Every month, I get charged for things I do not use.
Netflix. Hulu. Amazon Prime.
I’ve been paying for these with the full intention of parking my brain in front of a TV screen and luxuriating in the promise of never having to think again. No monthly fee is too high, I figure, as long as I have complete access to enough mindless entertainment to lull me into a fugue state until the current administration either leaves office or enters prison.
Full confession: I’ve been paying for these streaming services for nearly five years. Long before I lost all hope for the future of democracy, I was looking forward to spending otherwise fruitful hours of my life staring at screens. When I bought a first-generation Smart TV, the guy at Abt promised that it would be so easy to use that even an aging suburban woman like me could figure it out.
Apparently, suckers were born every minute of 1962. I bought the Smart TV.
When they came to set it up, two guys with creative facial hair explained that all I had to do to watch Netflix via my 2013 state-of-the-art TV was turn on my Blu-ray player (with one clicker), switch my TV input source from HDMI I to HDMI II (using a second clicker), and scroll through the on-screen options with a universal remote (using a third, ironically named clicker).
When I expressed my inability to keep the sequence of clicks and clickers straight, the guys insinuated that my use of the word “clickers” meant I was too stupid to operate my Smart TV. That is a paraphrase. They put it more politely. But I got the gist.
I use that Smart TV to watch dumb TV. Because I hold out hope that I might magically intuit how to use the TV’s full capabilities, I continue to pay for all of the streaming services I don’t use.
Last month, I decided enough already. It was time to get a newer, smarter Smart TV. This time, the guy at Abt explained that the old Smart TVs (like the one he sold me five years ago) weren’t really smart, but the new Smart TVs were super intelligent. He started to say that even aging suburban women like me could use it, but I interrupted him.
Fool me once, shame on you. Fool me twice, and I’ve got another, Smarter TV.
The new model came with a fancy remote that the Xfinity guy immediately dissed. “All you need is ours. It’s universal.”

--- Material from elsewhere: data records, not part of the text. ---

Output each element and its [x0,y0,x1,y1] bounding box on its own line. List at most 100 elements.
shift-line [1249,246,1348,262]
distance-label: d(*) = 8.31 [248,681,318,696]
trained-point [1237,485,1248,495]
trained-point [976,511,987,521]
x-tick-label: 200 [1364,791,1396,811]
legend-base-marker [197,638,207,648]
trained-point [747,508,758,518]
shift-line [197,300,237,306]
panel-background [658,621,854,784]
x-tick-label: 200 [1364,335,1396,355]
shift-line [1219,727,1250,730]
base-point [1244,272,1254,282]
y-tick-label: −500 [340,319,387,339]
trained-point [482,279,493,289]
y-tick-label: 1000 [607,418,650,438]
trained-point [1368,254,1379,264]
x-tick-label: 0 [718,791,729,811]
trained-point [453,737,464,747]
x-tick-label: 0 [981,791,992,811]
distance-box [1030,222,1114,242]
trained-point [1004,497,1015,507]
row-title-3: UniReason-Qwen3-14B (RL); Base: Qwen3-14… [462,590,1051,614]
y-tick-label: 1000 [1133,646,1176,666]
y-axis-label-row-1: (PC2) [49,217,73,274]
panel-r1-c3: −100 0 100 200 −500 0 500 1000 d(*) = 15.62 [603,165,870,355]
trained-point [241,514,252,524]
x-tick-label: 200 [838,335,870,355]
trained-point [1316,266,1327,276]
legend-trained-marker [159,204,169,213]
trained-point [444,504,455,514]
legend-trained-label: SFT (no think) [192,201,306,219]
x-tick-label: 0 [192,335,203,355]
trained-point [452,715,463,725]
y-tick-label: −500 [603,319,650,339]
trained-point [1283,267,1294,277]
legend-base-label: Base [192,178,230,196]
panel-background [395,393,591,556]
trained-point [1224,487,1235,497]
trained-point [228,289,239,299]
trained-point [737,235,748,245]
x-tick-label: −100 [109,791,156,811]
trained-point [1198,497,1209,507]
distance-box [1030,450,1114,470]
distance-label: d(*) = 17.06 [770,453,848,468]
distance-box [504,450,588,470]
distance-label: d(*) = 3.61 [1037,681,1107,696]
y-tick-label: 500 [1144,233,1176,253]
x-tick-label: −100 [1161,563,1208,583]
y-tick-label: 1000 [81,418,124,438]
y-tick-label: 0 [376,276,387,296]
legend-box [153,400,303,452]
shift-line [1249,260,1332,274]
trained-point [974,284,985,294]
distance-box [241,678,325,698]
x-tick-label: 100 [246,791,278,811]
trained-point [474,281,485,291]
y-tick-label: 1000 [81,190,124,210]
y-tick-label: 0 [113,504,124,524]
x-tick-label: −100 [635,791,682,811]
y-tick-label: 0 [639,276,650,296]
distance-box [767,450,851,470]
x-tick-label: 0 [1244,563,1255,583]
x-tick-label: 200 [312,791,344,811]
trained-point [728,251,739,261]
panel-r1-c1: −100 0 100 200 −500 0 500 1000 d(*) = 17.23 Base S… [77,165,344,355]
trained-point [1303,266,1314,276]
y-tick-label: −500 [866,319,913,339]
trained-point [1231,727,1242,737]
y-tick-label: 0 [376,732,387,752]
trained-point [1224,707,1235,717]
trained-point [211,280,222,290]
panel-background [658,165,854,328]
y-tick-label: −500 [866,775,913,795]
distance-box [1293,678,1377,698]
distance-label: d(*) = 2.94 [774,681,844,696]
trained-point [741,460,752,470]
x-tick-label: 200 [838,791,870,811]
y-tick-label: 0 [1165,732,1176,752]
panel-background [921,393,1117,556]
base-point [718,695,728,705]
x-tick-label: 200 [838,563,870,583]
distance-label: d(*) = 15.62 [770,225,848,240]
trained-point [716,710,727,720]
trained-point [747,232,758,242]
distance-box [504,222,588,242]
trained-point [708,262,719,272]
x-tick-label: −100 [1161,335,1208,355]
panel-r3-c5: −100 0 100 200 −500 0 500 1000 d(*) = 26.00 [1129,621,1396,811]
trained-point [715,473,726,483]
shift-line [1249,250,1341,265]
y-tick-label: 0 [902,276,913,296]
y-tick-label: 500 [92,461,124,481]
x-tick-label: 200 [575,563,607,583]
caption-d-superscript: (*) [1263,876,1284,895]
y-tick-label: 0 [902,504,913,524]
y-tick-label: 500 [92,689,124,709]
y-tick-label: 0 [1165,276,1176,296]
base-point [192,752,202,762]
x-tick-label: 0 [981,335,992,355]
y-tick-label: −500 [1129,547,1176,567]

Then he looked at my lousy speakers. “Except for the sound. You’ll need to use a separate remote for that.”
As he connected a new cable box, he explained, “Our X1 Platform is a smart box. Now you can go directly to Netflix.”
Then he looked at me like I was his mother, “You know. Netflix. So you can watch movies.”
“Duh. Streaming is easy,” I said, knowing the chances of my figuring it out were utterly remote.